Tech is a huge and essential part of how we process and represent complicated information, but as we’ll see, some of the best data insights came long before the first electronic computer.
Ever wonder why the United States Census is only carried out every ten years, when it takes just a few hours to count the millions who tuned in to “NCIS: New Orleans” last night?
Aside from the fact that the Constitution calls for exactly that, this timing results from a problem as old as the Census itself. Legislators were faced with a big data dilemma over two centuries before the term “big data” was even invented: they needed to process U.S. Census data in a meaningful way.
The early censuses produced mountains of data, and all that information needed to be processed without computers. Impressively, the United States government produced statistical atlases with a remarkable sense of data visualization. And in so doing, late 19th- and early 20th-century government tabulators set the standard for creating meaningful representations of huge swaths of data, one that companies are following to this day.
The Four V’s
In 2012, IBM released a framework for big data called the “Four V’s”: Volume, Variety, Velocity, and Veracity. The model assumed a lot about the average big data analyst, including their computing power, processing speed, and knowledge of the data at hand. Unfortunately for the data collector at the turn of the 19th century, there were few tools available to process the V’s of big data beyond their own brains.
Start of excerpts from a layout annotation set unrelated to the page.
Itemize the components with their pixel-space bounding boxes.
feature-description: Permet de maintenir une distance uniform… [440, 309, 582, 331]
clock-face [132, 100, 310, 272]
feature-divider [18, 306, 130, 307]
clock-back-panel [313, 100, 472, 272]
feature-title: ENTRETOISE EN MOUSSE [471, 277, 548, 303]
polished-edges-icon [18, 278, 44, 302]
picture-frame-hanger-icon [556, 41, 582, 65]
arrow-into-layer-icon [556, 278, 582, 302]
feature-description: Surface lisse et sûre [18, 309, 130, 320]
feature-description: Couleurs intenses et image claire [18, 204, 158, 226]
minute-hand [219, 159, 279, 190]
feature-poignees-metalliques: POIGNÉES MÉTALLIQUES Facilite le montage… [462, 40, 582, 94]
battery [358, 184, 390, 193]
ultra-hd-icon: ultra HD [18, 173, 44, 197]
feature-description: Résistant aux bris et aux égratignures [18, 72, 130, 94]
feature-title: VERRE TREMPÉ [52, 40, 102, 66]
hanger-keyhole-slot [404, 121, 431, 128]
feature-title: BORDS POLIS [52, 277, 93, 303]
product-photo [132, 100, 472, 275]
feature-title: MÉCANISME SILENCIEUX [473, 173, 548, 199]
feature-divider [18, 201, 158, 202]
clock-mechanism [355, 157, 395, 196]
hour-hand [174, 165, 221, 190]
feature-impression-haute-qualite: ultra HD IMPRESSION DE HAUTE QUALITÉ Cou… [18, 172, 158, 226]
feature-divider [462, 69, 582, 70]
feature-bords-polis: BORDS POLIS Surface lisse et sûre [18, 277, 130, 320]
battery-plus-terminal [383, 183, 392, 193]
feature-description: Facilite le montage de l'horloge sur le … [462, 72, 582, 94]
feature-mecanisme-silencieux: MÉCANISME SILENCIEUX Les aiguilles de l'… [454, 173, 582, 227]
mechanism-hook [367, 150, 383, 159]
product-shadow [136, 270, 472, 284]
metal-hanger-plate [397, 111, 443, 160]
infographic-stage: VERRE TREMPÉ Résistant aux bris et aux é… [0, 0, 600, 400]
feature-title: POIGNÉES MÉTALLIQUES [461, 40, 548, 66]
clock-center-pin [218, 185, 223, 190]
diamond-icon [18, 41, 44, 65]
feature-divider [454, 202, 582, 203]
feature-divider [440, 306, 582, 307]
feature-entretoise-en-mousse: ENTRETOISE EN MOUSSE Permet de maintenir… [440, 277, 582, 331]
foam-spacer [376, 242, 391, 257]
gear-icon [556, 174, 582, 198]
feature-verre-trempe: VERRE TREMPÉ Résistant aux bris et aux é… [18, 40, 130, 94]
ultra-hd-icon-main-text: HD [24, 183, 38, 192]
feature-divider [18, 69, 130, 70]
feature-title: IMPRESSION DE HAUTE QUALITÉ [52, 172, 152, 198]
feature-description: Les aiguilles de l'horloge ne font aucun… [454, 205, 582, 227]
And yet an infographic about measles deaths from the Twelfth Census of the United States (1900) seems to understand so much about the “Four V’s” that it could originate from 2010 Census data (if not for the outdated font and browned hue). Using multiple different data points — time, death toll, and location — Henry Gannett, the chart’s creator, clearly saw the value in the “Volume” of his data.
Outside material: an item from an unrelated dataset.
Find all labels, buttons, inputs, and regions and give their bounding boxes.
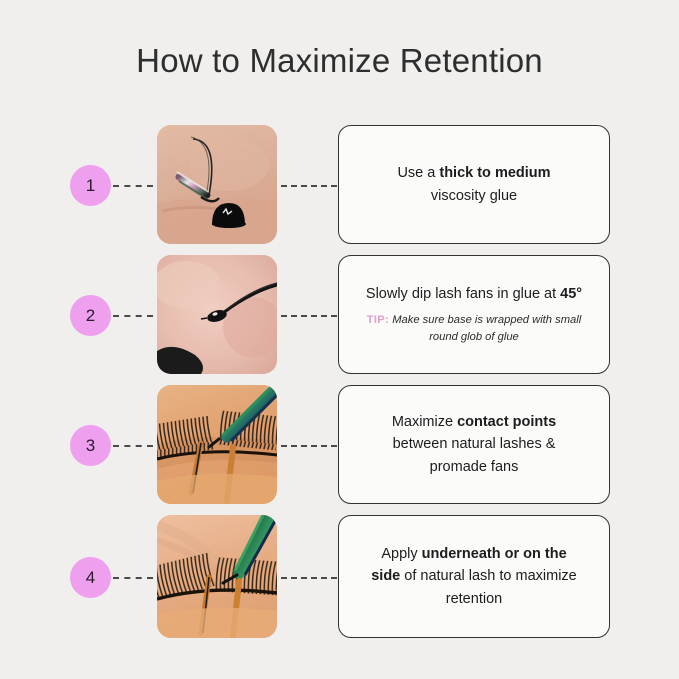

In a time when data collection meant pen, paper, and door-to-door canvassing, Gannett was restricted by the census’s inability to perform at a high “Velocity.” With a disease as deadly as measles, any data would prove valuable in fighting an outbreak. Gannett collected and published the data and infographic from the Twelfth Census in three years — a respectable velocity in a time when homes didn’t have electricity.
The “Variety” and “Veracity” of the census data, the final V’s in IBM’s big data framework, reinforced the infographic’s authority and potential impact. To visualize big data correctly, the data needs to be accurate and relevant, and cleaning data like that requires a talented team and strong commitment. Faced with unreliable data collection standards and medical records that would give any modern data analyst nightmares, Gannett designed visualizations that not only made the data understandable, but also provided actionable steps to create real change.
Emerge From Big Data
Given the massive limitations, Gannett’s work is a rousing victory, both for big data best practices and for the public health. This work, along with many other works from the Statistical Atlases of the United States in that period, demonstrate the real value of data that’s not only comprehensive and relevant, but visualized in an effective, understandable way.
Though we aren’t the first to suggest adding one more V to IBM’s framework, it’s something we believe in strongly: no matter the Volume, Velocity, Variety or Veracity of your data, all four elements must be “Visualized” properly when attempting to gain actionable insight from your mountain of data.
Whether you’re just starting to tackle big data and data visualization or are already well on your way, make sure to take a step back from the database and evaluate your data’s moving parts to understand what it’s all really worth.